Lightning Seeds singles chronology
|  | "Pure" (1989) | "All I Want" (1989) |

= Pure (song) =

1989 single by the Lightning Seeds

"Pure" is a song by British music group the Lightning Seeds from their debut album, Cloudcuckooland. Released in June 1989, the song peaked at No. 16 in the UK. The track is the band's sole entry on the US Billboard Hot 100's top 40, peaking at No. 31, and was the first hit for the band on the Billboard Modern Rock Tracks chart, peaking at No. 8 in May 1990. It was featured prominently in the movie What Happens Later (2023).

==Background==
The first Lightning Seeds single release, "Pure" is significant in that it was the first song Ian Broudie had "completely written and sung, ever". It was when producing a track for the Pale Fountains that Broudie was offered a chance to release some of his own material.
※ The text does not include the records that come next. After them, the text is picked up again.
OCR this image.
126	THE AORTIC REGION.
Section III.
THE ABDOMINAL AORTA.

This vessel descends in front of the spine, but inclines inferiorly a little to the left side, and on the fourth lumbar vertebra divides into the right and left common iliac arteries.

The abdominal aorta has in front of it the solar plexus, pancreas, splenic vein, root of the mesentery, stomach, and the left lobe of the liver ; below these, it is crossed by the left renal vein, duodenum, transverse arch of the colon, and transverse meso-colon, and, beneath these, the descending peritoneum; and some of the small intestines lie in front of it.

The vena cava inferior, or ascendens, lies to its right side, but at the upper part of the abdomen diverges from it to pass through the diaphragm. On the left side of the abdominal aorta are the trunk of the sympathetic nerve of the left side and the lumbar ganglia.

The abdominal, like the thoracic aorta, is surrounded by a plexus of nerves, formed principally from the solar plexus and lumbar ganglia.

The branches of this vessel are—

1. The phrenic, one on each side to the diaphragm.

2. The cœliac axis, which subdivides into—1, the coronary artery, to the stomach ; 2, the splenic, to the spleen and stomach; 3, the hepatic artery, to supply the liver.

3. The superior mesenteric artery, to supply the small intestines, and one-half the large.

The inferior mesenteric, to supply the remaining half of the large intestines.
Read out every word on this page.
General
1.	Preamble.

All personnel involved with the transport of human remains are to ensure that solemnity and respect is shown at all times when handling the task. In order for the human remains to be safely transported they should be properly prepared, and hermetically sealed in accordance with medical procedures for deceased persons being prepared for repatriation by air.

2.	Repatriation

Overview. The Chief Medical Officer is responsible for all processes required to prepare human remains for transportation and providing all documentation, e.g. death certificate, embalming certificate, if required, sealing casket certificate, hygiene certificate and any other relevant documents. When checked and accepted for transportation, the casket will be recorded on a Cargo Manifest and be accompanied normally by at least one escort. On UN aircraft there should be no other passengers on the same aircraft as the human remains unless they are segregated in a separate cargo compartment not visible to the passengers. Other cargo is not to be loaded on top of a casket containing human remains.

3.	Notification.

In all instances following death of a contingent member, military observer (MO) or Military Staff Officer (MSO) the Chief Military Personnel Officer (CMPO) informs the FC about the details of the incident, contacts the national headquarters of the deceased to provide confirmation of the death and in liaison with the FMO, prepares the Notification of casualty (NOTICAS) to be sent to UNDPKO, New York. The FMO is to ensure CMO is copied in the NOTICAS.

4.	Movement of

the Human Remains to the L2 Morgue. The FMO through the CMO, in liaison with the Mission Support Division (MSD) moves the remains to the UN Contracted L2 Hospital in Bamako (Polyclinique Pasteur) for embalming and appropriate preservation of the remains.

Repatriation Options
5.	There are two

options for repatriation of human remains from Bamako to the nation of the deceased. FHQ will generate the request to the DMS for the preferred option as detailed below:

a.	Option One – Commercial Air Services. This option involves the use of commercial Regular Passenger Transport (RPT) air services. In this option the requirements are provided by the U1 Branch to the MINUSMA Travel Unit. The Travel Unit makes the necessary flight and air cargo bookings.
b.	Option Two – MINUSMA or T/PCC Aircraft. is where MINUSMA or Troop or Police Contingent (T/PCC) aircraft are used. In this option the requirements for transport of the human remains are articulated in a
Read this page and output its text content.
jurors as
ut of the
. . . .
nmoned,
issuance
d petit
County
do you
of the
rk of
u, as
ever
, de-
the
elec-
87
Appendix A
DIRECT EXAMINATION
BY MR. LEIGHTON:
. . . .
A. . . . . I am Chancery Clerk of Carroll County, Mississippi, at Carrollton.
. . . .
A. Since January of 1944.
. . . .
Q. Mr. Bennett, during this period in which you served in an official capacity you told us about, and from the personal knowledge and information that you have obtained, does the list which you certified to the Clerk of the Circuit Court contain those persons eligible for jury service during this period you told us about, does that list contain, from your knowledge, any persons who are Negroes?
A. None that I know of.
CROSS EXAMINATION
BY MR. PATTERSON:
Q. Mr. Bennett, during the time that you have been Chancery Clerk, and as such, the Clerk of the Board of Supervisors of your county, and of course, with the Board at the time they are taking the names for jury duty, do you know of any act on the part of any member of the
He was originally apprehensive:

I didn't think that many people would be interested if I'm going to be honest, I suppose I didn't have the confidence really and I wasn't in a band but I did want to put my music out and get it heard.
— 20px, 20px, Ian Broudie

Nonetheless, Broudie proceeded to record "Pure" at a studio in Kirkby. 200 copies of the single were originally pressed, but after some radio play and attention at The Haçienda, the song soon sprang to mainstream consciousness.

==Charts==

Weekly chart performance for "Pure"
| Chart (1989–1990) | Peak position |
|---|---|
| Australia (ARIA) | 92 |
| Israel (IBA) | 11 |
| UK Singles (Official Charts) | 16 |
| US Billboard Hot 100 | 31 |
| US Modern Rock Tracks (Billboard) | 8 |

==Certifications==

| Region | Certification | Certified units/sales |
| United Kingdom (BPI) | Silver | 200,000^{‡} |
^{‡} Sales+streaming figures based on certification alone.